Decomposition occurs at different rates depending on the conditions. For bacteria to break down waste, such as leafs and twigs, it needs to be warm, moist, and well-oxygenated. Under these conditions, food scraps, for example, will break down fairly quickly. To measure exactly how long, scientists use respirometry tests. As bacteria work to break down waste, they use up oxygen and release gases—they respire. In a respirometry test, ideal conditions (moist, warm, oxygenated) are created and the amount of carbon dioxide released by the bacteria over a certain amount of time, to break down a known amount of trash, is measured. The more the bacteria respires, the more it is working! From this, scientists are able to estimate how quickly certain types of trash will be degraded.

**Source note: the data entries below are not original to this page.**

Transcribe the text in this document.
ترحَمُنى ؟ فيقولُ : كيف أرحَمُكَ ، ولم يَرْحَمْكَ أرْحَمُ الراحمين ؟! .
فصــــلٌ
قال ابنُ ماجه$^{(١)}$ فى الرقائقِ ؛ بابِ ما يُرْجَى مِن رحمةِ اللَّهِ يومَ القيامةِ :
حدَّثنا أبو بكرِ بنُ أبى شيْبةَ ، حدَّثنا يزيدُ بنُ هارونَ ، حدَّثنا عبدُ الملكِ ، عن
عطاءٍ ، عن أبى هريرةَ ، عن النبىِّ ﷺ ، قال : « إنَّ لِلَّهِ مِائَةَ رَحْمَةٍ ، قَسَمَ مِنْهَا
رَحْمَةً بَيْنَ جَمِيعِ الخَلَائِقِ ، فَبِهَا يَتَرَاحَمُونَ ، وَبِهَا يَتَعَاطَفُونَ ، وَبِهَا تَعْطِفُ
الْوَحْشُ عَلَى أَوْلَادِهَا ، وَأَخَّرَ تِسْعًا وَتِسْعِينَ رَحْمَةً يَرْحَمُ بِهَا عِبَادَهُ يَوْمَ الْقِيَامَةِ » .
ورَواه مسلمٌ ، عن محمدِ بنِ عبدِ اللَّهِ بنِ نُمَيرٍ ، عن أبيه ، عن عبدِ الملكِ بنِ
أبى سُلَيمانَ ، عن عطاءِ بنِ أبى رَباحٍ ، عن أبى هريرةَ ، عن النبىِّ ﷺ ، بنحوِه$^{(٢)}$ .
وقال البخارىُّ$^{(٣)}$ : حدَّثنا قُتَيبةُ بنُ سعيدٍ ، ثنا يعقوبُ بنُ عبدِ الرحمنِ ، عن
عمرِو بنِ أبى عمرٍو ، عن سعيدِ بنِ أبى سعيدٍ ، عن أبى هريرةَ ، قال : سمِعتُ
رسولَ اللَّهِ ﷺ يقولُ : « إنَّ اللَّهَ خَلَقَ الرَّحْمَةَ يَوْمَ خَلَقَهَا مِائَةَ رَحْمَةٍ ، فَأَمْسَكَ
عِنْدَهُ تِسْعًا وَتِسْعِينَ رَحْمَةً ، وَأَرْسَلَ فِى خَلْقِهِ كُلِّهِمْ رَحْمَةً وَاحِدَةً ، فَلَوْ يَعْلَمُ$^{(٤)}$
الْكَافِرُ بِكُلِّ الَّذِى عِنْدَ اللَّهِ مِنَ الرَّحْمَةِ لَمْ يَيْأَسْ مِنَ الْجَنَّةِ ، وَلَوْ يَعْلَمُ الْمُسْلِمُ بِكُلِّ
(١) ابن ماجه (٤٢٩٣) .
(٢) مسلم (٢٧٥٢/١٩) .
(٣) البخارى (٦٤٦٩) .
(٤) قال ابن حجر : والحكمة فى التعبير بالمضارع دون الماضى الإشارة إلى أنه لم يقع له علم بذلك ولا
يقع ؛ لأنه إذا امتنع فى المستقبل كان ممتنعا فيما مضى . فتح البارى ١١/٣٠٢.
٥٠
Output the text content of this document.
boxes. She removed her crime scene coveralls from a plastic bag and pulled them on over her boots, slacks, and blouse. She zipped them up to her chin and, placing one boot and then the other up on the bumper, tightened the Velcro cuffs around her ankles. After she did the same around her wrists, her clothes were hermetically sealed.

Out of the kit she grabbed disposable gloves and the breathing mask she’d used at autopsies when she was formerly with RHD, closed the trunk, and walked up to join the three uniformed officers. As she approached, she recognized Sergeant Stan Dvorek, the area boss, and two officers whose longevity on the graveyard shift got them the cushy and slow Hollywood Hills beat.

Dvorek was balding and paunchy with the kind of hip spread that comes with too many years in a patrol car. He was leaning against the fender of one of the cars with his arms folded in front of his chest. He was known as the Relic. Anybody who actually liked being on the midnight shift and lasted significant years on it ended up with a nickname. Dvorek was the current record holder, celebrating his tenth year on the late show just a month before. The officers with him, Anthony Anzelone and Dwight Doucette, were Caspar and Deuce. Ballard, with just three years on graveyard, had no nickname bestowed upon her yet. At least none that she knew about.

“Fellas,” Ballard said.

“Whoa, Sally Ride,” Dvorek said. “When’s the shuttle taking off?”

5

Some things don’t biodegrade, even in these bacteria-friendly conditions. Plastic, for example, will show no degradation in a respirometry test—bacteria doesn’t break it down. Instead, plastic is photodegraded by sunlight. The energy from the sun causes the material to break down. This process is very, very slow.
Most garbage doesn’t make it to a perfect, bacteria-friendly environment to break down. Trash that is not composted or recycled ends up in landfills. Modern landfills are not designed to rot trash, only to cover it up. The conditions in landfills are ultra-hot, dry, and low-oxygen—not good for bacteria. Trash that would otherwise degrade in a little amount of time, such a newspapers and even food scraps has been excavated from old landfills perfectly in-tact, decades later.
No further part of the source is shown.